Unleashed

Unleashed

There’s a shelf in the room of my heart
Where I keep a nice little box set slightly apart
I don’t often touch it
Preferring to keep a safe distance from it.
Cuz opening that box is like unlocking Pandora’s Closet
So much power I’d rather not deal with
So I stare and look at it
Admiring the idea of it more than embracing the fullness of it.
Confining it so I don’t have to worry about how my life might be defined by it.
If I open it.
So instead I just sit, stare, and look at it.
Hoping and praying one day the power inside will bust out of it.
Knowing all along, all I have to do is open it.
But I can’t
So I don’t.
Because to open it, I can’t be afraid of beholding it.
So I condemn this power by entombing it.
So my life won’t be messed up by it.
Allowing me to live life apart from it.
Get.
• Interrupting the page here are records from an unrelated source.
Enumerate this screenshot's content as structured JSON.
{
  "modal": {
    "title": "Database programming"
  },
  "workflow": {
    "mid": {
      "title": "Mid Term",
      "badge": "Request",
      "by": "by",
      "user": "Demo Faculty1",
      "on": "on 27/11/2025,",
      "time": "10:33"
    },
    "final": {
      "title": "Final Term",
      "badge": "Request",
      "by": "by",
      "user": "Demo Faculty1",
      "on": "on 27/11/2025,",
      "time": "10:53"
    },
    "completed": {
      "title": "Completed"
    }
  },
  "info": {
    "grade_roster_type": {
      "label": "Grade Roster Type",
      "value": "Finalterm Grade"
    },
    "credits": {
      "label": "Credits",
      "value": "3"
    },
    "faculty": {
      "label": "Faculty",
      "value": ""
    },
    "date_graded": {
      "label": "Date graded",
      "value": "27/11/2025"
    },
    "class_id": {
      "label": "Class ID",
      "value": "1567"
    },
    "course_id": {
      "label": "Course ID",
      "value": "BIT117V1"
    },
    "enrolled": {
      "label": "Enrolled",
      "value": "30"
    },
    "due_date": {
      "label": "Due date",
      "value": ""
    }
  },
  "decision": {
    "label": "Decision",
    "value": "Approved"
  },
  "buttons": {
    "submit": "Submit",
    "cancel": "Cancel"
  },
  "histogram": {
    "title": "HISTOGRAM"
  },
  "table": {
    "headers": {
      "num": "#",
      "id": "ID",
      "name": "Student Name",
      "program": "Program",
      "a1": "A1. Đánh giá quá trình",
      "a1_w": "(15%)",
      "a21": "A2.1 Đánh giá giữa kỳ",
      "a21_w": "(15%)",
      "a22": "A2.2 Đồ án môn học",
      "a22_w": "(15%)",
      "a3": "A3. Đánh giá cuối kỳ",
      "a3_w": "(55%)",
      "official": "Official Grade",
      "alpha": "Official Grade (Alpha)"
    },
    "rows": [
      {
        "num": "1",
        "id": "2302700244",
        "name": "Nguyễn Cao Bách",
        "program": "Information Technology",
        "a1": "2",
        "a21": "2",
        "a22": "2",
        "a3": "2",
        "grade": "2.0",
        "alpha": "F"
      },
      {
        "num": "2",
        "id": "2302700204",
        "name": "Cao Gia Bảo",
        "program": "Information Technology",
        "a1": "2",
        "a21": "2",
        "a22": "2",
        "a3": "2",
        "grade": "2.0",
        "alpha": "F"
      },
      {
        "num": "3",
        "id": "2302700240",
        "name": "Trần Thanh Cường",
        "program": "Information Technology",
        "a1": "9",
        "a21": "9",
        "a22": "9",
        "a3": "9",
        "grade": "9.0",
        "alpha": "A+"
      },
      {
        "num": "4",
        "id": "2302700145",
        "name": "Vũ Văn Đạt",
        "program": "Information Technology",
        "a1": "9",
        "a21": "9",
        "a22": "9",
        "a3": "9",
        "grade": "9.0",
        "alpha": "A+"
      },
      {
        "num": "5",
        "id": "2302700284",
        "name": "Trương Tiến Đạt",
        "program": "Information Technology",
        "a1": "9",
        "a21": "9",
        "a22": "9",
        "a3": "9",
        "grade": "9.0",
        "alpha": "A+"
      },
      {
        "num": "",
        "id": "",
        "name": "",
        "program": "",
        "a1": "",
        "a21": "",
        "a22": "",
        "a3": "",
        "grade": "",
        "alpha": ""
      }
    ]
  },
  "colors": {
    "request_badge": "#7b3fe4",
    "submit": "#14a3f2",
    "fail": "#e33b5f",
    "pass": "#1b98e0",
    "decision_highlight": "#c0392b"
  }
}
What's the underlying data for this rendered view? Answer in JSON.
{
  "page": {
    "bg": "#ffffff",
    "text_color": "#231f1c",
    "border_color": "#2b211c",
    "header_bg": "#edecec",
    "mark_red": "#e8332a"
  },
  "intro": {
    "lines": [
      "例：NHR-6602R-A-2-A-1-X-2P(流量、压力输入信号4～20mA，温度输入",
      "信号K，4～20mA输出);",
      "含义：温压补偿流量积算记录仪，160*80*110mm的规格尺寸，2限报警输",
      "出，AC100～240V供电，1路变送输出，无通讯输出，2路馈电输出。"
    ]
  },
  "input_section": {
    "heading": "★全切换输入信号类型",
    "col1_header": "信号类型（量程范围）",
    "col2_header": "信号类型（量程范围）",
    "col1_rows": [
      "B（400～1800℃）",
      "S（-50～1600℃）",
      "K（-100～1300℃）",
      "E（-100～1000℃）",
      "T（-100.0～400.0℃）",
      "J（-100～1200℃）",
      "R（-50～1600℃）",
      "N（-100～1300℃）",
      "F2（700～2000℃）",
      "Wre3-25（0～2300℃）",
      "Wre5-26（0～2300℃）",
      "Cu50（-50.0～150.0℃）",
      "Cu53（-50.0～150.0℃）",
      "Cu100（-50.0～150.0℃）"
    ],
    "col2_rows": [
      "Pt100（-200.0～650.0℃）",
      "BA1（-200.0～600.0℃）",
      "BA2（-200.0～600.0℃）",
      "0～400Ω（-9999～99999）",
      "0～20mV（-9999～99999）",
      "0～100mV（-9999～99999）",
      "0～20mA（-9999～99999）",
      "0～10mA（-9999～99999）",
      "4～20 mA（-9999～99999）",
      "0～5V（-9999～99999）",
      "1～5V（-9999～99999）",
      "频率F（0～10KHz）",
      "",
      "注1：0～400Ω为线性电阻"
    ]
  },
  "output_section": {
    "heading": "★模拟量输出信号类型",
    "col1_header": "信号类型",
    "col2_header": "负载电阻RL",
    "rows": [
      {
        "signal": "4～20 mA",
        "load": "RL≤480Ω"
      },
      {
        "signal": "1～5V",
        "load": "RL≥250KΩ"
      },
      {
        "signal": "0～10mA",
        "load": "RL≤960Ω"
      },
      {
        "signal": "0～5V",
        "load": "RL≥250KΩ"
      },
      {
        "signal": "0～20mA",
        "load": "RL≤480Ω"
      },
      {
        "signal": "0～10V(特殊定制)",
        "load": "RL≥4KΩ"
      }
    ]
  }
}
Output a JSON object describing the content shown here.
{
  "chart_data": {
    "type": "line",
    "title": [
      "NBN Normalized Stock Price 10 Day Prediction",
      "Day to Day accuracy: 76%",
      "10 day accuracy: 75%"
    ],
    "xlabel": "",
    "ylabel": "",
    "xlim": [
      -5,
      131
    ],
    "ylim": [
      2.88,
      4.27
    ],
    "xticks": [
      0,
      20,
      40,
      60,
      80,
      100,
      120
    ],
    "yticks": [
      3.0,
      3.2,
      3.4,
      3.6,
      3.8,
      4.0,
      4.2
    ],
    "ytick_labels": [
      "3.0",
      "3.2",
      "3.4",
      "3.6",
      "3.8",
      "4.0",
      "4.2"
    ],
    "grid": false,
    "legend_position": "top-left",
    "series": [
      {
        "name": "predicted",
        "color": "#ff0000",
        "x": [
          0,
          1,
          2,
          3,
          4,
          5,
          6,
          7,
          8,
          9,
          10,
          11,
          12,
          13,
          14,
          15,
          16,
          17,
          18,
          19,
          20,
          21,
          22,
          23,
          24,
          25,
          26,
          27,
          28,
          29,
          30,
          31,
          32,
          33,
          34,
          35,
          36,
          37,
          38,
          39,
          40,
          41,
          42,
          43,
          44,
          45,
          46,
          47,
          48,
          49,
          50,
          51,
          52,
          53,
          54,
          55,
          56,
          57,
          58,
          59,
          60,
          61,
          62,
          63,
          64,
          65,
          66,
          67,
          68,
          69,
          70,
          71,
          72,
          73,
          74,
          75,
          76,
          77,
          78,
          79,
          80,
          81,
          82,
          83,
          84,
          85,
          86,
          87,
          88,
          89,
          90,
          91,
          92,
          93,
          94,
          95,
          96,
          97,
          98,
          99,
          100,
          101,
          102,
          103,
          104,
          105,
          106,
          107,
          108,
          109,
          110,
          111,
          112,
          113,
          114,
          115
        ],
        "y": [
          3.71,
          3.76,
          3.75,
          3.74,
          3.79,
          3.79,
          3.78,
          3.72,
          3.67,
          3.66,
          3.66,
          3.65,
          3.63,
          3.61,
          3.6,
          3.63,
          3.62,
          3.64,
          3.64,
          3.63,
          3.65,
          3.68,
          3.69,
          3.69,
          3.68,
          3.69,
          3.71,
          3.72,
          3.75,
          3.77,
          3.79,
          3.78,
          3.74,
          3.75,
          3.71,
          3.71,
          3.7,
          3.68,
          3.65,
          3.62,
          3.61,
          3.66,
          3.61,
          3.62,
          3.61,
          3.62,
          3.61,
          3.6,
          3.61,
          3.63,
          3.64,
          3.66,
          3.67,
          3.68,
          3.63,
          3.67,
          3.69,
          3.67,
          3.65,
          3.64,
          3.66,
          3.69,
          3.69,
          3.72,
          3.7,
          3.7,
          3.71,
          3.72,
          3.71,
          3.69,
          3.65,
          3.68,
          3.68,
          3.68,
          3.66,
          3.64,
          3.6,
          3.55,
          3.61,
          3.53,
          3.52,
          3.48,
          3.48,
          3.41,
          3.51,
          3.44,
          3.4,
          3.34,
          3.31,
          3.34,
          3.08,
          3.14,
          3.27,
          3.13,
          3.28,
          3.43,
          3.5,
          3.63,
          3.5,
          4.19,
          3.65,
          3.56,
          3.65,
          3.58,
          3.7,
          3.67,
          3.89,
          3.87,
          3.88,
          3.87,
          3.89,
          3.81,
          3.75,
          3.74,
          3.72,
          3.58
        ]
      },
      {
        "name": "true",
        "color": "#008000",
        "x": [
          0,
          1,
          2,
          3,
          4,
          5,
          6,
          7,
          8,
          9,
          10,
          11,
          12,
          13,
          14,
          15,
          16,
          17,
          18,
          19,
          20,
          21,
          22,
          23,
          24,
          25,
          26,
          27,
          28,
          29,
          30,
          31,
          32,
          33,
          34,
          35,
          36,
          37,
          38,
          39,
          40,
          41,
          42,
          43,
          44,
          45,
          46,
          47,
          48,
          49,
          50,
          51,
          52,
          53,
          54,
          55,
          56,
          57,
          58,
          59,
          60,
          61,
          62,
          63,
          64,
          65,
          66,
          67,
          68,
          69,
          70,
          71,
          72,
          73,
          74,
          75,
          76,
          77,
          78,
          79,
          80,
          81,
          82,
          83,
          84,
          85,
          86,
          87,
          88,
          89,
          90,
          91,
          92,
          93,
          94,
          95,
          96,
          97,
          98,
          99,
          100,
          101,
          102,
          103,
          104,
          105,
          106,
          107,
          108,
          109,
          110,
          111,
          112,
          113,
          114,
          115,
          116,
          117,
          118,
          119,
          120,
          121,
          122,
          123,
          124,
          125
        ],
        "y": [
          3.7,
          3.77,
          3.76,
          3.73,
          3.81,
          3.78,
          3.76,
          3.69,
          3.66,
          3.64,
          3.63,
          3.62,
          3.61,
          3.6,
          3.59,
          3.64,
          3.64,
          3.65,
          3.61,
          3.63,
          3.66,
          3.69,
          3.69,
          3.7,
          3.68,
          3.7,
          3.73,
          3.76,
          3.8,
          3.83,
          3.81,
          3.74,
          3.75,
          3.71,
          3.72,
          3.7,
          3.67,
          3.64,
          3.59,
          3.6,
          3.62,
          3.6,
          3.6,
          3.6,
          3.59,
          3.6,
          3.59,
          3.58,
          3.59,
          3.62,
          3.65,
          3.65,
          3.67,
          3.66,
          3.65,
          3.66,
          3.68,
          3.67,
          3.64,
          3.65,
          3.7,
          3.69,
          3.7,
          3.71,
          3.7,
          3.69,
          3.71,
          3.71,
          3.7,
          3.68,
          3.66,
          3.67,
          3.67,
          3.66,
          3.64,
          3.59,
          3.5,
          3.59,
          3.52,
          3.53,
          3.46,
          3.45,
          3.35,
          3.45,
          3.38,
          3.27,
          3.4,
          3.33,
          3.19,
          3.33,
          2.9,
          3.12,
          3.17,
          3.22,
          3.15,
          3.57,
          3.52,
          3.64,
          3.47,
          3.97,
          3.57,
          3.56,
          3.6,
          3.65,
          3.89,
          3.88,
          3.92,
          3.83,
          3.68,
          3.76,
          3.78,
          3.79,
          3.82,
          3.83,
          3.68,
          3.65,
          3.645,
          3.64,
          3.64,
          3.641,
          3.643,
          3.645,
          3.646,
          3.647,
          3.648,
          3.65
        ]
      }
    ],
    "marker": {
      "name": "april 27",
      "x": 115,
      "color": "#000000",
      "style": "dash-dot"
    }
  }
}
It?
It’s not that I’m afraid it won’t work if I open it
But that I’ll see only one direction and be made to take it.
That my life will be forever changed and I won’t know what to do with that.
So what do I do with it?
I could leave it in that box and just stare at it.
I know at least how that option ends up.
But suddenly that life route isn’t good enough.
Seems wrong for the perfect box to collect cobwebs from my neglect of it.
Seems the only option left is unleashing it.
Lord forgive me for confining Your power to my idea of it.
Allow my mind to be opened up, so I can embrace the full majesty of it.
Breathe in the goodness of life that defines it
Bask in the warmth of love overflowing from it
To be forever changed by it
So when people ask about it,
My reply will be:
This is a life lived in the fullness of God’s power unleashed.